1. This is 'a plaintiff's appeal arising out of a suit brought by the plaintiff alleging himself to be the duly installed mahant, for possession of certain properties transferred by the former mahant. In the connected appeals we have held that the plaintiff has established his claim as the chela of the last mahant, that it is proved that that mahant abdicated and resigned his mahant ship and that he could validly do so, and that the present plaintiff was duly installed as his successor by election. It follows that the plaintiff was entitled to maintain the suit for recovery of possession of property transferred by the last mahant provided there was no legal necessity for the transfer and provided his claim was within time. This appeal relates exclusively to a sale deed dated 18th November 1912 executed by the former mahant, Ram Prasad, for Rupees 3,499-15-0 in favour of Mt. Ureha predecessor of defendants 3 and 4 in respect of village Batelpur. The Court below has held that there is no legal necessity for this sale deed also, but has dismissed the claim on the ground of limitation.
2. In appeal it is urged that the view taken by; the Court below on the question of limitation is wrong. Before 1929 there was at one time some authority for the view that a suit brought by a succeeding mahant to recover possession of property transferred by his predecessor was governed by Article 134, Limitation Act, but in the case of Vidya Varuthl v. Balusami Ayyar AIR. 1922 PC 123 their Lordships of the Privy Council distinctly laid down that a mahant cannot be treated as a trustee to whom property had been conveyed in trust within the meaning of that article, and that therefore Article 134 would not be applicable. Their Lordships applied Article 144, which is the general article for suits for recovery of possession of immovable property.
3. The learned advocate for the appellant however relies on the concluding portion of that judgment for the pro- position that adverse possession can never become adverse during the life-time of the trustee who made the transfer. That case however was a special case, in which the plaintiffs were claiming rights as permanent lessees and they had been allowed to remain in possession by the succeeding mahant. Their Lordships came to the conclusion that the proper inference to be drawn from the circumstances of that case was that the new trustee who had power to continue the tenancy had continued it, and consequently the possession of the lessee never become adverse until his death. Where a personal claiming as a permanent lessee and is allowed to remain in possession by a succeeding trustee as lessee, he need not necessarily acquire adverse rights so as to become a permament lessee in perpetuity. The case of an out and out transfer obviously stands on a different footing. In such a case the transferee from the very moment of Ms taking over posses-don asserts adverse title and remains in possession as an adverse proprietor.

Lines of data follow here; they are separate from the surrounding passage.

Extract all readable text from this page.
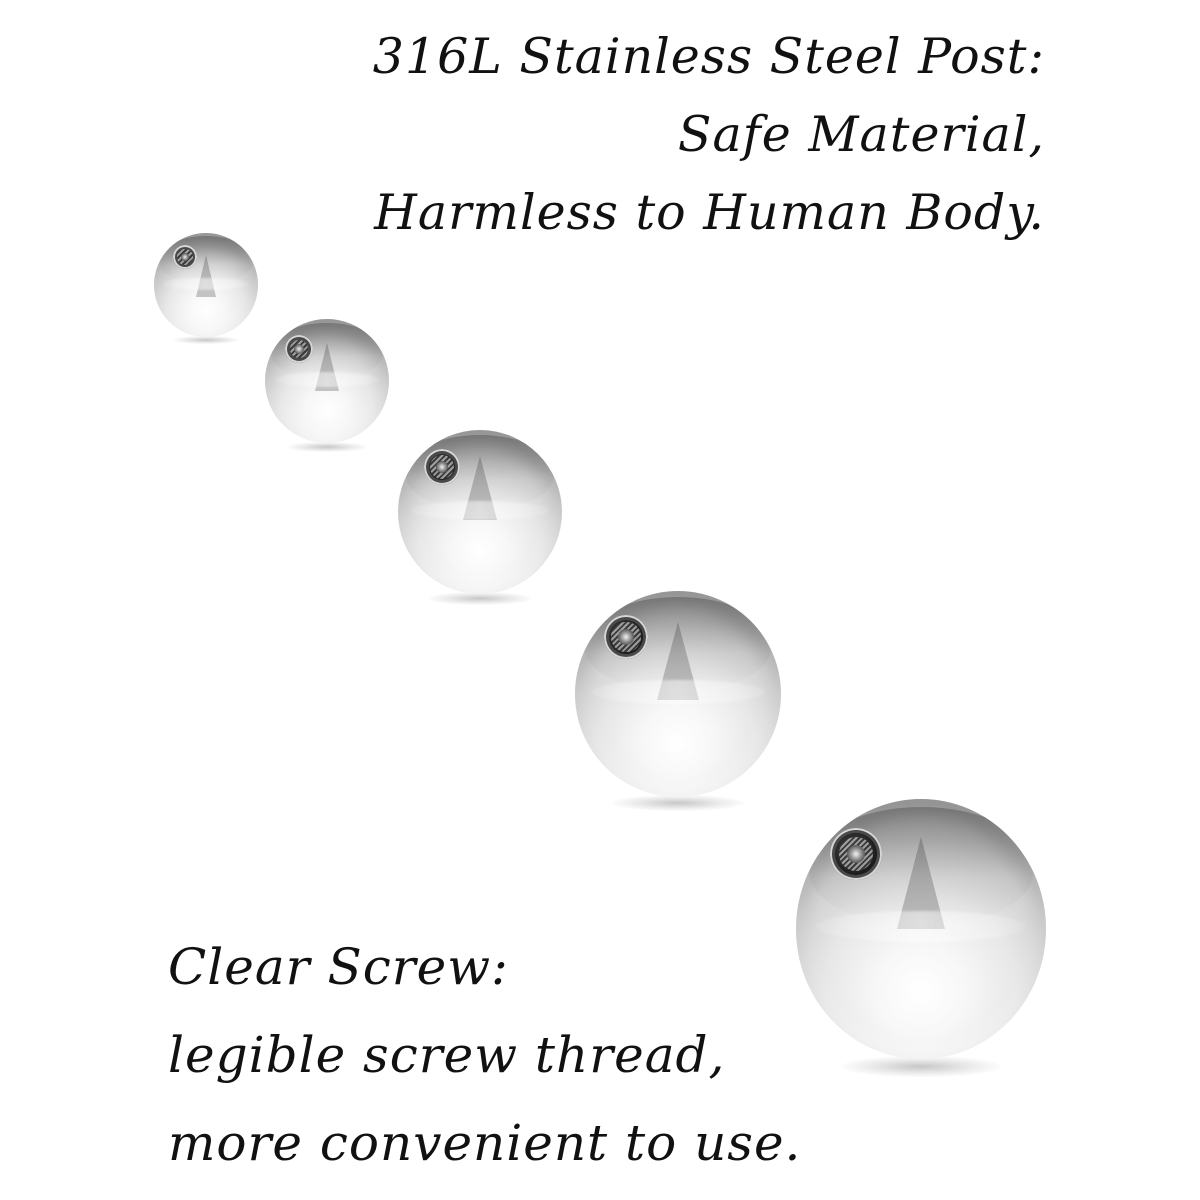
316L Stainless Steel Post:
Safe Material,
Harmless to Human Body.
Clear Screw:
legible screw thread,
more convenient to use.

4. Their Lordships of the Privy Council in the case of Lal Chand Marwari v. Ramrup Gir AIR 1926 PC 9 do not think that the point was clearly covered by Vidya Varuthi Thirtha's case AIR. 1922 PC 123. There has been a slight conflict of opinion in this country as a result of the last-mentioned pronouncement. But a Bench of the Madras High Court in the case of Rama Reddy v. Rangadasan AIR 1926 Mad 769, came to the conclusion that adverse possession could only begin to run after the death or retirement of the last trustee who had made the transfer. On the other hand, the contrary view has been accepted by another Bench of the Madras High Court in the case of Vadlamudi Sastrulu v. Venkataseshayya : AIR1928Mad614 , by the Patna High Court in the case of Badri Narain Singh v. Kailash Gir AIR 1926 Pat 239, and the Lucknow Chief Court in the case of Parkas Das v. Janki Ballabh Saran AIR 1926 Oudh 444, and also by the Calcutta High Court in Debendra Nath Sadhu Khan v. Nahrmal Jalan : AIR1930Cal673 .
5. It seems to us that, when the property does not vest in the mahant, but vests in the idol and the mahant purports to transfer it in his capacity as the manager of the idol, adverse possession against the idol commences from the very moment possession is taken under the sale deed, and it cannot be deemed to have been postponed till the mahant died. So far as the vendee is concerned, his possession certainly becomes adverse from the very moment of the sale. We, therefore, think that there is no justification for holding that adverse possession would not commence to run in the case of an out and out transfer until the mahant is dead.
6. This view finds support from the rules laid down by their Lordships of the Privy Council in the cases of Subbaiya Pandaram v. Md. Mustapha Maracayar AIR 1923 PC 175, and Damodar Das v. Adhikari Lakhan Das 1910 37 Cal 885, in both of which their Lordships held that adverse possession commenced from the date of the transfer. We may also point out that the legislature itself realised the difficulty and hardship that might in some cases arise, and has accordingly intervened. Act I of 1929 adds Article 134(b) in the schedule, under which the suit by a new trustee can be brought within 12 years from the date of death, resignation or retirement of the transferor. We are accordingly of opinion that the view taken by the Court below on the question of limitation was correct. The appeal fails, and it is hereby dismissed with costs.